I’m trying to use nvprof to obtain detailed memory consumption data of my application. I have two questions:
-
Using nvprof or CUPTI, is there a way to obtain the total allocated device memory at a given point in time?
nvidia-smiis able to print the amount of total allocated device memory, so there must be some API access to that figure? I know how to profile memory allocations and frees with nvprof, but that doesn’t account for all memory (e.g. it doesn’t account for memory reserved for CUDA heap allocations.) -
How can I find out how much local memory a kernel uses, in total and per thread? Both these figures are captured by nvprof’s sqlite output in the
CUPTI_ACTIVITY_KIND_KERNELtable. However, this gives me data that I cannot explain:- For the code
//...
__global__
void saxpy_with_local_memory(int n, float a, float *x, float *y)
{
const int local_memory_size = 1000;
unsigned char p[local_memory_size];
int i = blockIdx.x*blockDim.x + threadIdx.x;
// Do this to prevent compiler optimizations from removing the array.

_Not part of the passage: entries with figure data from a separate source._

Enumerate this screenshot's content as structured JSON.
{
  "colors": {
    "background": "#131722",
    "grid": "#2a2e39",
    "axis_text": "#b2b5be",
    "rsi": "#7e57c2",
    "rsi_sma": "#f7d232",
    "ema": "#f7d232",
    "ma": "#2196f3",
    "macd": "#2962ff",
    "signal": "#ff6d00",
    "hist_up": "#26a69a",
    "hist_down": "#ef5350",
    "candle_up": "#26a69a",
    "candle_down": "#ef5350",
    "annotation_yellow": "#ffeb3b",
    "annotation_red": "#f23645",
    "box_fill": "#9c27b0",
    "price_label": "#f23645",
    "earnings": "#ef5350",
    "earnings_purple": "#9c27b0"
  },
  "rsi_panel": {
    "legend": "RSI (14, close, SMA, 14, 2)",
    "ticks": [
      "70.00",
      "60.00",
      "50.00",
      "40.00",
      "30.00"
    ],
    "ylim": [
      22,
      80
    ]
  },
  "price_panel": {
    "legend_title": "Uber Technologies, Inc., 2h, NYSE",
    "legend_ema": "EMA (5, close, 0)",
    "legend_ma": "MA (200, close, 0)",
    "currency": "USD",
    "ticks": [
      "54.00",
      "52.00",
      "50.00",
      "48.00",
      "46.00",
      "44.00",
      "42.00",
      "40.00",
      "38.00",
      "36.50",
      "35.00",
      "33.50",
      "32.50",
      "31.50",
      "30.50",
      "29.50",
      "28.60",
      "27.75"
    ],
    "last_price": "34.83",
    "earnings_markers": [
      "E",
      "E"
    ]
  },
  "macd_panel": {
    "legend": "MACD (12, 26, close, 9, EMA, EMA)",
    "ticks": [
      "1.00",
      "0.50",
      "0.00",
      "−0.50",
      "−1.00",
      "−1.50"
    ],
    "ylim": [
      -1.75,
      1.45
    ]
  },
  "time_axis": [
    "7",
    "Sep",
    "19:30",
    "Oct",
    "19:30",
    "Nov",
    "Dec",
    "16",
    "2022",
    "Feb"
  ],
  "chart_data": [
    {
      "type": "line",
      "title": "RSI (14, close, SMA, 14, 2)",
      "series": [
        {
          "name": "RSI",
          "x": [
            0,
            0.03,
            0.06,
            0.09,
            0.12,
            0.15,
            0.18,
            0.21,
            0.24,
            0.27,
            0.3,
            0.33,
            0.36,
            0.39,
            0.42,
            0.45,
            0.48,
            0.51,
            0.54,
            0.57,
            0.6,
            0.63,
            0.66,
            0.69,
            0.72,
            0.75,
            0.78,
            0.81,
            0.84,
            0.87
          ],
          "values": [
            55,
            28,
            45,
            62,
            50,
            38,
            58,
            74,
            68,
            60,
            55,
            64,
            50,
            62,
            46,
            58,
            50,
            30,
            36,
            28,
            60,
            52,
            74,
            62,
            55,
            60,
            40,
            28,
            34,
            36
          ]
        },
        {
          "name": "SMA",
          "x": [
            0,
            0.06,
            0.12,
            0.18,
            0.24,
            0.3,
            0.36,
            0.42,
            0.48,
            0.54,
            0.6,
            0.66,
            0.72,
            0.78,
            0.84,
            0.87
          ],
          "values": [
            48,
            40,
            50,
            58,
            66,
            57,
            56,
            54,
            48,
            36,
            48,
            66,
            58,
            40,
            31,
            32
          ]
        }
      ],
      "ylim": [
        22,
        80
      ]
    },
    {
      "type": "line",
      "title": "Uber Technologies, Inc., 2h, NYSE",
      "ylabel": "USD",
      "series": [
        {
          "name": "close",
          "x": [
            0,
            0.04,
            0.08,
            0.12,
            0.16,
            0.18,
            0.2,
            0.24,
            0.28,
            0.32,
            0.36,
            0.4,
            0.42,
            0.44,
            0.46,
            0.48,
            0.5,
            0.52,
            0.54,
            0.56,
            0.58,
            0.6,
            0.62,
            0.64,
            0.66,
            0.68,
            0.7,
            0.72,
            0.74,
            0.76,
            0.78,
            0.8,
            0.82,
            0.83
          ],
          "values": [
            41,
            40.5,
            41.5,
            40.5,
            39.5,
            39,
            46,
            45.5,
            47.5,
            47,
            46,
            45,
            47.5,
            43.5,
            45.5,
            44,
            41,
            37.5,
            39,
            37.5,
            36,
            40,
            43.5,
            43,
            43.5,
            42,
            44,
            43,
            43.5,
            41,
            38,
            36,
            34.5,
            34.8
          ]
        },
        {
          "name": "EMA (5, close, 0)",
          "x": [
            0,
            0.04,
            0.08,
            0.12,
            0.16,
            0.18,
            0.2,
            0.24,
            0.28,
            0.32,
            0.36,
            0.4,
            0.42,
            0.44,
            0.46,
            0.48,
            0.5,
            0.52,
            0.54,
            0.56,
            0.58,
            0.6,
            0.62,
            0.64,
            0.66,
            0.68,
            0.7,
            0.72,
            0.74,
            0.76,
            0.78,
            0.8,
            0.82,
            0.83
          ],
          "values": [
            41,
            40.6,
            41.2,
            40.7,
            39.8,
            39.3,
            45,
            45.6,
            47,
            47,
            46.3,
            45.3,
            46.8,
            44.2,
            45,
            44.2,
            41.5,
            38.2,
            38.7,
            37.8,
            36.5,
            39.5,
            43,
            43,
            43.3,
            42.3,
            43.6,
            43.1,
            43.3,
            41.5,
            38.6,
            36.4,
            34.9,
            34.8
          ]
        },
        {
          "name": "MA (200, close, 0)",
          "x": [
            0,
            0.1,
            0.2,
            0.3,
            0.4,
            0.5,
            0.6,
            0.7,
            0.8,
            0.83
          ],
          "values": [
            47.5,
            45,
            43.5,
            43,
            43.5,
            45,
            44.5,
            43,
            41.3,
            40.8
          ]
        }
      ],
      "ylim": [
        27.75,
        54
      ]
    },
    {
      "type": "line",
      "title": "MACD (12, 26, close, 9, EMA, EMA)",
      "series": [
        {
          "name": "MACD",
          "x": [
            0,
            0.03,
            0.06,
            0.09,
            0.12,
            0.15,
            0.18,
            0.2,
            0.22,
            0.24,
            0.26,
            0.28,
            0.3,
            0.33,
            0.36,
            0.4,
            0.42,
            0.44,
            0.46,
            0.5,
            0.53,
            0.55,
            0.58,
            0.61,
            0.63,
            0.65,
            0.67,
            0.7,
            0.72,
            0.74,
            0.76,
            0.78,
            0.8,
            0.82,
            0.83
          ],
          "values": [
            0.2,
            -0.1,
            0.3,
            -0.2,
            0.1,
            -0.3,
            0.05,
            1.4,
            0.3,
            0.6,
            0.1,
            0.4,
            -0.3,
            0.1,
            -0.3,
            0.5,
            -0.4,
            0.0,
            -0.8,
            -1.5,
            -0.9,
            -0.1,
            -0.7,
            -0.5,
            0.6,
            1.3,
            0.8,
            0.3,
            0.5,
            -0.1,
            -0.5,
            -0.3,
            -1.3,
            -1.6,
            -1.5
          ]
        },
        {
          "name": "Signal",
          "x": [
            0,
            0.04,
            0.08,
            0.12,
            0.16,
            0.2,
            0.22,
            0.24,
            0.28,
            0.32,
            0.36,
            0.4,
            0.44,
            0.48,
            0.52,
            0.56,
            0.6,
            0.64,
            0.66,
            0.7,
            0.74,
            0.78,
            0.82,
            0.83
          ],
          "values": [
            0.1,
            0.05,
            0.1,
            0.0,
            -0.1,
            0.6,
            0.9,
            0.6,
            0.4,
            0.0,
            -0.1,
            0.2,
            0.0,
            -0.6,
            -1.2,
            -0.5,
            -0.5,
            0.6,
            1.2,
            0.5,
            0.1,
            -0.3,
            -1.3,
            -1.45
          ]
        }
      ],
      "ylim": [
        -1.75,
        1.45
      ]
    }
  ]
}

p[i%local_memory_size] = i;
if (i < 0) y[i] += + p[i%local_memory_size];
if (i < n) y[i] = a*x[i] + y[i];
}
int main(void)
{
//...
// Perform saxpy_with_local_memory on 1M elements
int n_threads_per_block = 1024;
saxpy_with_local_memory<<<(N+n_threads_per_block-1)/n_threads_per_block, n_threads_per_block>>>(N, 2.0f, d_x, d_x);
//...
}
I get
localMemoryPerThread: 0
localMemoryTotal: 264241152
even though I am allocating 1000 bytes per thread.
If I change local_memory_size to 100000, the profiler seems to give a buggy result:
localMemoryPerThread: 0
localMemoryTotal: -1267466240
How can these results be explained?
My system details:
GPU: Tesla P100-PCIE-16GB
I’m doing all my work in a nvidia/cuda:11.0-devel-ubuntu18.04 docker container.